The question of who will replace Plácido Domingo as general director of Los Angeles Opera following the embattled star’s recent resignation got a quick answer Monday: nobody.
L.A. Opera’s board of directors announced that it will consolidate the role of general director with the duties of company President and Chief Executive Christopher Koelsch, whose title will remain the same.
“We are fortunate to be able to centralize our management structure … under a leader like Christopher, whose vision, compassion and dedicated commitment to further expand opera’s presence in Southern California we fully support,” the board wrote in a statement to The Times.
The move comes after Domingo resigned Wednesday from the position he held since 2003, stating that the ongoing investigation into allegations of sexual harassment was distracting from the work of the company and making it impossible to do his job.
Domingo has denied the accusations, first reported by the Associated Press, saying that his actions had been misinterpreted and telling the AP in an official statement that the allegations were, “as presented, inaccurate.”
The choice of Koelsch as L.A. Opera’s top leader moving forward leaves the company without the glittery patina that Domingo brought to his role and that he parlayed into a powerful tool for fundraising.
But Koelsch, who has served the company since 1997 and was appointed president and chief executive in 2012, has earned a different kind of respect in the music world, said Renée Fleming, the soprano starring in L.A. Opera’s production of “The Light in the Piazza” opening Saturday.
“I think Christopher is one of the bright lights in opera in terms of leadership vision, how well he executes plans and how forward-thinking he is,” Fleming said. “And that’s something that opera needs across the country.”
Deborah Borda, president and chief executive of the New York Philharmonic, who led the Los Angeles Philharmonic for 17 years, echoed Fleming. Koelsch has, she said, “in essence been running the company and fulfilling this position for quite a while.”
“Christopher has been completely committed to the organization,” Borda said. “He brings a passion to L.A. Opera that will be unsurpassed.”
Borda said she has been impressed with Koelsch’s commitment to new music and was particularly excited by the 2012 launch of L.A. Opera’s “Off Grand” initiative, which brought world and West Coast premieres such as Ellen Reid’s Pulitzer-winning “prism,” David Lang’s “anatomy theater” and the Chelsea Manning-inspired “The Source.”

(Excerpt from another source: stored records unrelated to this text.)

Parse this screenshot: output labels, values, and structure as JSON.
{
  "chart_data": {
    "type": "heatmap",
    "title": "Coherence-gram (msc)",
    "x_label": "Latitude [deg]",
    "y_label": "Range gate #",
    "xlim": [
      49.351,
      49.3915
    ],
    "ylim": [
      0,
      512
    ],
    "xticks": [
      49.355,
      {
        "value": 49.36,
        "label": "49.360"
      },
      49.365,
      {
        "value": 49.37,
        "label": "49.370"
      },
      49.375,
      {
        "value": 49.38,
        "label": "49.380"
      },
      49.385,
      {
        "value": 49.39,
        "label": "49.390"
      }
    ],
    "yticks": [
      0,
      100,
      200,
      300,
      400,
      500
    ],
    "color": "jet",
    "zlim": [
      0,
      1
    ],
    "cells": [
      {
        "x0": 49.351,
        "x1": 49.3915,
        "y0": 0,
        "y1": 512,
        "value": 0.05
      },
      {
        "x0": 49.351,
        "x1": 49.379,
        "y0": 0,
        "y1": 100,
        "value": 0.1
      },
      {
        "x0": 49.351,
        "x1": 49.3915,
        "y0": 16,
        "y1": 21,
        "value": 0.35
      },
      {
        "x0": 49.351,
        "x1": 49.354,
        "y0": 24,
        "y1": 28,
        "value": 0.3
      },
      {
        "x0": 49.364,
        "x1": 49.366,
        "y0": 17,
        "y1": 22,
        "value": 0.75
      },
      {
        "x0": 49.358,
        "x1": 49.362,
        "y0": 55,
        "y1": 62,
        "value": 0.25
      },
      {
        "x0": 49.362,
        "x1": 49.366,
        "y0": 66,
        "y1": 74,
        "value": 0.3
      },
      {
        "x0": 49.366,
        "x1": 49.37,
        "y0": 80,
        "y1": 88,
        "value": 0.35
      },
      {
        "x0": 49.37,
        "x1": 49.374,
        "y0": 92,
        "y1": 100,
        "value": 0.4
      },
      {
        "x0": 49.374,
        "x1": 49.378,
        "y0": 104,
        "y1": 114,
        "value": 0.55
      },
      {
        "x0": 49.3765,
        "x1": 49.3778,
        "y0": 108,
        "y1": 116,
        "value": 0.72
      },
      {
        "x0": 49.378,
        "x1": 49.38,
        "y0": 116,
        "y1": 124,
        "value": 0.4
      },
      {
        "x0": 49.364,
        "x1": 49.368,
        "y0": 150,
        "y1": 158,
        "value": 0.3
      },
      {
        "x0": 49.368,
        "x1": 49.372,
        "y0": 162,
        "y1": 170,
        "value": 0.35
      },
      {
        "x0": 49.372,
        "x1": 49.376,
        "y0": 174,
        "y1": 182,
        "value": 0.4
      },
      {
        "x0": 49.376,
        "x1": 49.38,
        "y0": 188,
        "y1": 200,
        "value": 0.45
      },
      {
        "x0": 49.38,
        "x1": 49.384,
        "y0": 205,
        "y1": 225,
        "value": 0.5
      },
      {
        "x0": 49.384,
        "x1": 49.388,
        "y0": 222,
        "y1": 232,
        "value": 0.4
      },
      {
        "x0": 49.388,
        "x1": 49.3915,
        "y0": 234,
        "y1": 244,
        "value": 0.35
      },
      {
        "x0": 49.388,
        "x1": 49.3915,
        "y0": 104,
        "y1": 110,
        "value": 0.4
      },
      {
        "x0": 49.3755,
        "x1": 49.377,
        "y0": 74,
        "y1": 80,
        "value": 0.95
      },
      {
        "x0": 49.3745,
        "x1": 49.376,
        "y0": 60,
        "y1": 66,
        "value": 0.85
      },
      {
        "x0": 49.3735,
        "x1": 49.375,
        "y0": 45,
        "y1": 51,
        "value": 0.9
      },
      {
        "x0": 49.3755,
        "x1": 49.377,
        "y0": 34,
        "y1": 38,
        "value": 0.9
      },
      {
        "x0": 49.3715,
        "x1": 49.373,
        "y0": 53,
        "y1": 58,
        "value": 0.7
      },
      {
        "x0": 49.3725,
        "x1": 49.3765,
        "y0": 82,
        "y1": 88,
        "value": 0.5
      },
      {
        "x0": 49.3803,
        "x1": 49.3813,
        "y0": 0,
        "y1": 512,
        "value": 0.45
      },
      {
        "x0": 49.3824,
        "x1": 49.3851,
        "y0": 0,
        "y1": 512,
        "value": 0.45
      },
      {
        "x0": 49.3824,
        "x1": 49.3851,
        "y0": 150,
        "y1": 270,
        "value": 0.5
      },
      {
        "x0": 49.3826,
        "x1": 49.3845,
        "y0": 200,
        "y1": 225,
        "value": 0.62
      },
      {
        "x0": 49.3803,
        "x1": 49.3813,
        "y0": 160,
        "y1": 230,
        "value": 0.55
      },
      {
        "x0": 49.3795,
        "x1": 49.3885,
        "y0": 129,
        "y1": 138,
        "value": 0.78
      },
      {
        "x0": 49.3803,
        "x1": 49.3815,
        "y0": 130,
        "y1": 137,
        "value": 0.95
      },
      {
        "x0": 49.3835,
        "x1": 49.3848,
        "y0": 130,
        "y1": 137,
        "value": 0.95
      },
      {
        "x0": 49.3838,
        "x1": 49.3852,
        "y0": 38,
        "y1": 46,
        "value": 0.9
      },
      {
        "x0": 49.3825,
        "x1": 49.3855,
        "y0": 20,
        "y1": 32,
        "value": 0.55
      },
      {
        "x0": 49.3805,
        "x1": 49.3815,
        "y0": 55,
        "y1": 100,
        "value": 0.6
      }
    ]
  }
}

For skeptics, however, the Koelsch appointment will not resolve questions about the scope of the outside investigation being conducted by independent counsel Debra Wong Yang of the law firm Gibson, Dunn & Crutcher. Many have expressed concern about whether L.A. Opera management knew about instances of sexual harassment and whether it responded appropriately.
Yang has not responded to The Times’ queries about specifics of her investigation. When Domingo resigned, she said only, “Both we and L.A. Opera believe that it is important that our thorough and independent investigation continue.”
A timeline has not been announced for a conclusion to the investigation.
Koelsch, in a letter to the staff of L.A. Opera on Monday, expressed his “deep thanks” to Domingo for his service to the company, adding that he is leaving behind an organization that is in a “strong financial position, flourishing creatively and well-positioned for the future.”
Koelsch also wrote, “I am committed to a vigorous process of reflection and reform. It is imperative that we foster a positive environment that meets the needs of employees as well as the company. We will fall short of our goals unless every member of our community feels heard, valued and respected. I am committed to ensuring that they do.”